CONDAMNE in solidum la MAF, Monsieur, [U], [K] et la SA AXA France IARD à payer à Monsieur, [F], [E] et Madame, [M], [E] la somme de 3 112,30 euros au titre du préjudice matériel concernant le désordre affectant les couvertines.
DIT que cette somme sera indexée sur l’indice BT01 à compter du 03 octobre 2022, puis assortie des intérêts au taux légal à compter du prononcé du présent jugement,
DIT que la SA AXA France IARD ne pourra opposer ses franchises contractuelles à Monsieur, [F], [E] et Madame, [M], [E],
CONDAMNE la SA AXA France IARD à garantir et relever indemnes la MAF et Monsieur, [U], [K] de cette condamnation.
CONDAMNE in solidum la MAF et Monsieur, [U], [K] à payer à Monsieur, [F], [E] et Madame, [M], [E] la somme de 5 392,80 euros en réparation des désordres apparents non réservés.
DIT que cette somme sera indexée sur l’indice BT01 à compter du 03 octobre 2022, puis assortie des intérêts au taux légal à compter du prononcé du présent jugement,
AUTORISE la MAF à opposer sa franchise contractuelle à tous s’agissant de cette condamnation.
REJETTE la demande de la SA AXA France IARD au titre de la garantie de ses condamnations par Monsieur, [U], [K] et la MAF,
CONDAMNE in solidum la MAF, Monsieur, [U], [K] et la SA AXA France IARD à régler à Monsieur, [F], [E] et Madame, [M], [E] la somme de 2 500 euros au titre de l’article 700 du code de procédure civile.
DÉBOUTE les parties de leurs demandes contraires ou plus amples,
CONDAMNE in solidum la MAF, Monsieur, [U], [K] et la SA AXA France IARD aux dépens, en ce compris le coût de l’expertise judiciaire.

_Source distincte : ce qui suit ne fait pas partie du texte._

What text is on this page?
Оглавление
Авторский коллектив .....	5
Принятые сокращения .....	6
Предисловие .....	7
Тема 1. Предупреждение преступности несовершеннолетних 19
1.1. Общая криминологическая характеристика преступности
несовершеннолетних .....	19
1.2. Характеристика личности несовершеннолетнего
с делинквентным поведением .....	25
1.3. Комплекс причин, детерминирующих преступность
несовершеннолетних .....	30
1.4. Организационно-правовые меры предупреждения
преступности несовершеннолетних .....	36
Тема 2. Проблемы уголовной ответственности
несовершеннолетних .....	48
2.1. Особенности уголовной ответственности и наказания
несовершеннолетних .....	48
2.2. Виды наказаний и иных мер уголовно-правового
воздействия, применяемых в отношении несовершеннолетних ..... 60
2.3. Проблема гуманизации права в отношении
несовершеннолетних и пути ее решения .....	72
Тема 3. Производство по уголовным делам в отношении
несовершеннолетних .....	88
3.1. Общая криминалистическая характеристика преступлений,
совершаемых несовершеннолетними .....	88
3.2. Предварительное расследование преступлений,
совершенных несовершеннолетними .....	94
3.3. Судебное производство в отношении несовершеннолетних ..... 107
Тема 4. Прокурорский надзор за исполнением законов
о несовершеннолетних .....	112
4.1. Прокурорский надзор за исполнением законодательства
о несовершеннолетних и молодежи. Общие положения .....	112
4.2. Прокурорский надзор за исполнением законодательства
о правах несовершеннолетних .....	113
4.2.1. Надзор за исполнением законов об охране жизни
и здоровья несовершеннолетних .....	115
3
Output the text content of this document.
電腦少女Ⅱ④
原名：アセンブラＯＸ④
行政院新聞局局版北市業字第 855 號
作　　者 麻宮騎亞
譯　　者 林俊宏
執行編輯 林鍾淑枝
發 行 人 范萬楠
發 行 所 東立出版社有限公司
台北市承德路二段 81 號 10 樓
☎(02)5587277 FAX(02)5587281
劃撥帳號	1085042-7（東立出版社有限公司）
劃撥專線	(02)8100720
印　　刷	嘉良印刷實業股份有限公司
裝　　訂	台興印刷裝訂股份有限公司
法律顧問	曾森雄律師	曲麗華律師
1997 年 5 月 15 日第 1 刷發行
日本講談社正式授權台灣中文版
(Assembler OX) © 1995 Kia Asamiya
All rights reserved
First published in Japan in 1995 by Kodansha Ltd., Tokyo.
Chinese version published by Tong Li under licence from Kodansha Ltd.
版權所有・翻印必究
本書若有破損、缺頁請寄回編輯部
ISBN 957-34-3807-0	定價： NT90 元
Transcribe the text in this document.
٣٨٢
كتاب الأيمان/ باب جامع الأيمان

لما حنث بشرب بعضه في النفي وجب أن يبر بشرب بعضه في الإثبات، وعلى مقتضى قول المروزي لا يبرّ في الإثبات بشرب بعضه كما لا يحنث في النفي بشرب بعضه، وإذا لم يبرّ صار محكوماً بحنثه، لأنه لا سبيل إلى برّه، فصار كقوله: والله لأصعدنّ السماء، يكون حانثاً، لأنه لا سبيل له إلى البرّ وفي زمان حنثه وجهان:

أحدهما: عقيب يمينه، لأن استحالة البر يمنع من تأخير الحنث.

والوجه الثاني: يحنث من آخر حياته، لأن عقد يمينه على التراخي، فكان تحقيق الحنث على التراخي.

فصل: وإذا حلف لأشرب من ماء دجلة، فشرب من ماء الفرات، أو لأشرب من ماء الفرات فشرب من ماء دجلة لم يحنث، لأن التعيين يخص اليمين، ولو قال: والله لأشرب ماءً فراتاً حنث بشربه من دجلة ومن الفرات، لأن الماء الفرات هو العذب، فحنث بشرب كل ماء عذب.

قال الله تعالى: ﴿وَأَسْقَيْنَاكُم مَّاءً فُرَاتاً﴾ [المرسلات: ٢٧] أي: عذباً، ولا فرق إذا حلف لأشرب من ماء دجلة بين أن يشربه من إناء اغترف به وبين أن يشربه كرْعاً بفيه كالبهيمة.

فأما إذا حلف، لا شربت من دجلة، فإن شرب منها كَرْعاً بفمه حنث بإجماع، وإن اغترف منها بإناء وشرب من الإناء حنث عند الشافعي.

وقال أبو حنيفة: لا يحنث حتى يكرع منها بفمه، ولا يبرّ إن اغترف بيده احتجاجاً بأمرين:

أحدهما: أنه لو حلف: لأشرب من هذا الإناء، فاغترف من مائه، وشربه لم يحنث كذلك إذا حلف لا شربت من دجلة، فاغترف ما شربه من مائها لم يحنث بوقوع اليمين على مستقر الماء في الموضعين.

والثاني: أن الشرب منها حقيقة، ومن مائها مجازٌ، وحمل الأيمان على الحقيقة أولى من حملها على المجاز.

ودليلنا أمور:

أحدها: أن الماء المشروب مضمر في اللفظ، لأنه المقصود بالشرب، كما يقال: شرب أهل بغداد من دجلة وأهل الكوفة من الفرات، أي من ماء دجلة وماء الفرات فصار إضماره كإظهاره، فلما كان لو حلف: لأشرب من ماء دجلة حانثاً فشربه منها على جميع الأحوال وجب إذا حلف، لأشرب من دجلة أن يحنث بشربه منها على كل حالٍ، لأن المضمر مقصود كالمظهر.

DIT que la charge finale des dépens et des frais irrépétibles sera supportée à hauteur de 36,60 % par la SA AXA France IARD et à hauteur de 63,40 % par Monsieur, [U], [K] et la MAF in solidum.
RAPPELLE que la présente décision est exécutoire de plein droit par provision et DIT n’y avoir lieu d’écarter l’exécution provisoire.
La présente décision est signée par Madame BOULNOIS, Vice-Président, Président de la 7e Chambre Civile et par Monsieur ROUCHEYROLLES, Greffier.